Quant au rapport entre le dedans et le dehors, fondamental, Bonneuil s'est inspiré du fameux «jeu de la bobine». En 1920, ce jeu est observé par Freud chez son petit-fils d'un an et demi environ. L'enfant fait disparaître sous un meuble une bobine attachée à une ficelle, puis il la fait réapparaître en scandant en allemand Fort/Da (partie/voilà). L'enfant qui commence à maîtriser le langage fabrique un jeu pour dompter une situation traumatique qu'il subit passivement.
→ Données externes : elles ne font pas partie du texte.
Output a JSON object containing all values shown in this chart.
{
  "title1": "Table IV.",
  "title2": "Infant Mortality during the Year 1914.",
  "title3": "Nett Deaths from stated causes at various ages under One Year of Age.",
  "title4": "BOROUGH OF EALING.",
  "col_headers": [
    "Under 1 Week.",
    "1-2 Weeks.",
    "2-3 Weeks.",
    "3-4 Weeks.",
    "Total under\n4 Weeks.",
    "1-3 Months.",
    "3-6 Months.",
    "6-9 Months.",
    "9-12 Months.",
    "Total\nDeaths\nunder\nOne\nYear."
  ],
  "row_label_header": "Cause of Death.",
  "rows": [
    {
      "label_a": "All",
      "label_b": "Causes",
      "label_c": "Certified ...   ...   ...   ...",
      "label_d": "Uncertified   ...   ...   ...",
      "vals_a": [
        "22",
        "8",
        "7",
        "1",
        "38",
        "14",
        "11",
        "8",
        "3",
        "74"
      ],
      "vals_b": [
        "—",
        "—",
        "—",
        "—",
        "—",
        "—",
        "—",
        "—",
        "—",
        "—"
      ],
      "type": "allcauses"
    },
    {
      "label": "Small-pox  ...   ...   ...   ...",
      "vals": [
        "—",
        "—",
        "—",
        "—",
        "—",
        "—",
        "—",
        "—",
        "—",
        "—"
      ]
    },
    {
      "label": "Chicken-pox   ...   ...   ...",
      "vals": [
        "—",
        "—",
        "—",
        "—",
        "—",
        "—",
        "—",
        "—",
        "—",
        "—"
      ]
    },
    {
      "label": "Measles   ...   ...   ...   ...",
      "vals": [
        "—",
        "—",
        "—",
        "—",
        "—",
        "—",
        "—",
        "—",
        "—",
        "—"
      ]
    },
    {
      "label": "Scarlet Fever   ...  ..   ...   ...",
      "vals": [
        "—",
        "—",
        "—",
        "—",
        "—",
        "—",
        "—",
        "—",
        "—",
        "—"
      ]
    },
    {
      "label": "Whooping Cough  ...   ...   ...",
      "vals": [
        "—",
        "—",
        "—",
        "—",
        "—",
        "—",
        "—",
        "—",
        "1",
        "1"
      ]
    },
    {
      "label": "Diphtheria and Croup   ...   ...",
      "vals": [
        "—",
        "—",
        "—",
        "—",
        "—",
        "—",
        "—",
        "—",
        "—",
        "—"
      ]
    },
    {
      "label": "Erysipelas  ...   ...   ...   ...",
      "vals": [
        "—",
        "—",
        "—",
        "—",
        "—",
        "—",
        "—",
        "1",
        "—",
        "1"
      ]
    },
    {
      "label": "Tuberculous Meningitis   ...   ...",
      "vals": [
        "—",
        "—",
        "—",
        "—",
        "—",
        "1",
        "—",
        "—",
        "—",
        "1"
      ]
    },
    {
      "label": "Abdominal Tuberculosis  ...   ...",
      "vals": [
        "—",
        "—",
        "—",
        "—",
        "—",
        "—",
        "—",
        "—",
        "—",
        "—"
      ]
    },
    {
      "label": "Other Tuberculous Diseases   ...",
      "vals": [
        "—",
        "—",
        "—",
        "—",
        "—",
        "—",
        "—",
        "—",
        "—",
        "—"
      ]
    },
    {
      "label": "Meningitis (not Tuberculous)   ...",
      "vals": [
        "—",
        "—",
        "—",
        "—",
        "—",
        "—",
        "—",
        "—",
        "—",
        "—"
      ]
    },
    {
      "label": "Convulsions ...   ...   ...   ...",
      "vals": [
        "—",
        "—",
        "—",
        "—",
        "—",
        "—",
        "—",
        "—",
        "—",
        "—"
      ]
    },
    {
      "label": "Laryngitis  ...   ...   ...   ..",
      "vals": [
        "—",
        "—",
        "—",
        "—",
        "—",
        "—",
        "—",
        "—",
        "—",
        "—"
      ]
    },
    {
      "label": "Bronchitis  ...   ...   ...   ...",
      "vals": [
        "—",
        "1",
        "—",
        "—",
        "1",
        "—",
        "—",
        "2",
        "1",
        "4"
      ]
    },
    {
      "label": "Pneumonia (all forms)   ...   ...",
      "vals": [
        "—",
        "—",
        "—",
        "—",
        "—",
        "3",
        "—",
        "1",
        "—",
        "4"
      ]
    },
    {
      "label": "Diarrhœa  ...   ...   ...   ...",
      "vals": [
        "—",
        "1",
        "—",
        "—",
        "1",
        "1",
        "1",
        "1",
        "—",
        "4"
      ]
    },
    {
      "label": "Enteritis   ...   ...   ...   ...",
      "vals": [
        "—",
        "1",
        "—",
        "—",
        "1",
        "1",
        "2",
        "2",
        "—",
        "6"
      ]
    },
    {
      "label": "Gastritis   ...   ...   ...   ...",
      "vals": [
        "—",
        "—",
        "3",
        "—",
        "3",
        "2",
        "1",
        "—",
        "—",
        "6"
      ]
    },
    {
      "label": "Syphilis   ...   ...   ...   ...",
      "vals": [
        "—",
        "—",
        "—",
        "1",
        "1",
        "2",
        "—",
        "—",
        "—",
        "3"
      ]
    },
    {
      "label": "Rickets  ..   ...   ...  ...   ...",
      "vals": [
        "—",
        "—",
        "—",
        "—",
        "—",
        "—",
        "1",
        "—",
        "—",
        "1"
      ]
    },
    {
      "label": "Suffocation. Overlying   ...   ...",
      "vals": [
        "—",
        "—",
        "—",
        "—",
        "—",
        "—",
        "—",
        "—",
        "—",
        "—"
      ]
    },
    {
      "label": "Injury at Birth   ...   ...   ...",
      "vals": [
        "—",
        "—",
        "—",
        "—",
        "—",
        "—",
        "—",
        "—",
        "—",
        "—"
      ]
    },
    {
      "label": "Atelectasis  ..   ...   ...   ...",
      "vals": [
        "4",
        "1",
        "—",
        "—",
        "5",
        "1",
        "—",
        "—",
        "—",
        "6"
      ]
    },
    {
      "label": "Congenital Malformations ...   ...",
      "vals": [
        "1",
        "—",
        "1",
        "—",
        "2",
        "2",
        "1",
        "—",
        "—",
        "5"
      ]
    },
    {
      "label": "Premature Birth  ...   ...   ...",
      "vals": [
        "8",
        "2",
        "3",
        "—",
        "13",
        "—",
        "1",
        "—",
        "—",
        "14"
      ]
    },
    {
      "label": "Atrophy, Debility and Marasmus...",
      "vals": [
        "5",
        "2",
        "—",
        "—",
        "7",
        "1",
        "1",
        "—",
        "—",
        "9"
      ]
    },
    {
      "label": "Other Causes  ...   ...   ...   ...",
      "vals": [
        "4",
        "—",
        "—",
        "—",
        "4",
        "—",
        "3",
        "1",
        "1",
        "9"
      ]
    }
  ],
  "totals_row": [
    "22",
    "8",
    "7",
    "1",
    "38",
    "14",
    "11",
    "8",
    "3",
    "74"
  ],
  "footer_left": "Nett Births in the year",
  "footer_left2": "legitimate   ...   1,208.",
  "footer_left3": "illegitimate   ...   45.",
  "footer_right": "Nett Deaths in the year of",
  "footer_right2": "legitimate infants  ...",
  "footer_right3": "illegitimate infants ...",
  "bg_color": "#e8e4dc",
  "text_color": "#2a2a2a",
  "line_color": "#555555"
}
Ce que l'enfant subit, passivement, depuis qu'il est né, c'est la séquence l'absence/présence de la mère. Par le jeu de la bobine et par le Fort/Da, l'enfant maîtrise le trauma en devenant actif, en devenant le metteur en scène du trauma. Au lieu de continuer à subir passivement l'absence/présence de la mère, avec ce jeu, désormais c'est lui qui la fait disparaître et apparaître.
Cette très belle phrase d'Omar el-Khayyam résume à elle seule le chemin que font les élèves de Bonneuil dans leur rapport au dedans/dehors.
C'est aussi ce que vit le nourrisson en créant un «bon dedans» opposé au «mauvais dehors». Pendant la période de l'allaitement, la séquence absence/présence de la mère se répète un nombre illimité de fois et le nourrisson continue de la subir. Avec l'apprentissage du langage, le Fort/Da (partie/ la voilà), il maîtrise désormais la séquence présence/absence de la mère.
Pour un enfant psychotique qui, précisément, est resté fusionnel avec sa mère avec laquelle la séparation ne s'est pas faite, les allers-retours entre Bonneuil et les lieux de vie extérieurs où il va séjourner vont lui permettre de réaliser cette séparation.
Ainsi, la logique paranoïaque de l'enfant psychotique, logique qui oppose le «bon dedans au mauvais dehors», va céder la place à une «position dépressive» qui indique que l'enfant a intégré que le bon et le mauvais sont en lui. Ainsi, au lieu de continuer de diaboliser d'extérieur, il finit par l'intégrer.
Cet extérieur, ce dehors est tellement important pour les élèves de Bonneuil que Maud Mannoni a réussi à convaincre la Sécurité sociale de payer le prix de journée pour un enfant qui n'est pas à l'intérieur de l'institution. Devenue hôpital de jour, l'École expérimentale de Bonneuil a réussi à avoir un statut spécial auprès de l'assurance maladie.
Convaincre l'assurance maladie de payer un prix de journée pour un enfant qui n'est pas présent dans l'institution, non seulement nul ne l'avait fait auparavant, mais nul n'aurait pu imaginer pouvoir le faire et surtout nul n'aurait pu imaginer cela. Il a fallu le «grain de folie» de Maud Mannoni, sa conviction dans cette école qu'elle a fondée et dans les mesures de type psychanalytique qu'elle a mises en œuvre et, enfin, sa persévérance à sauver Bonneuil d'une bureaucratisation.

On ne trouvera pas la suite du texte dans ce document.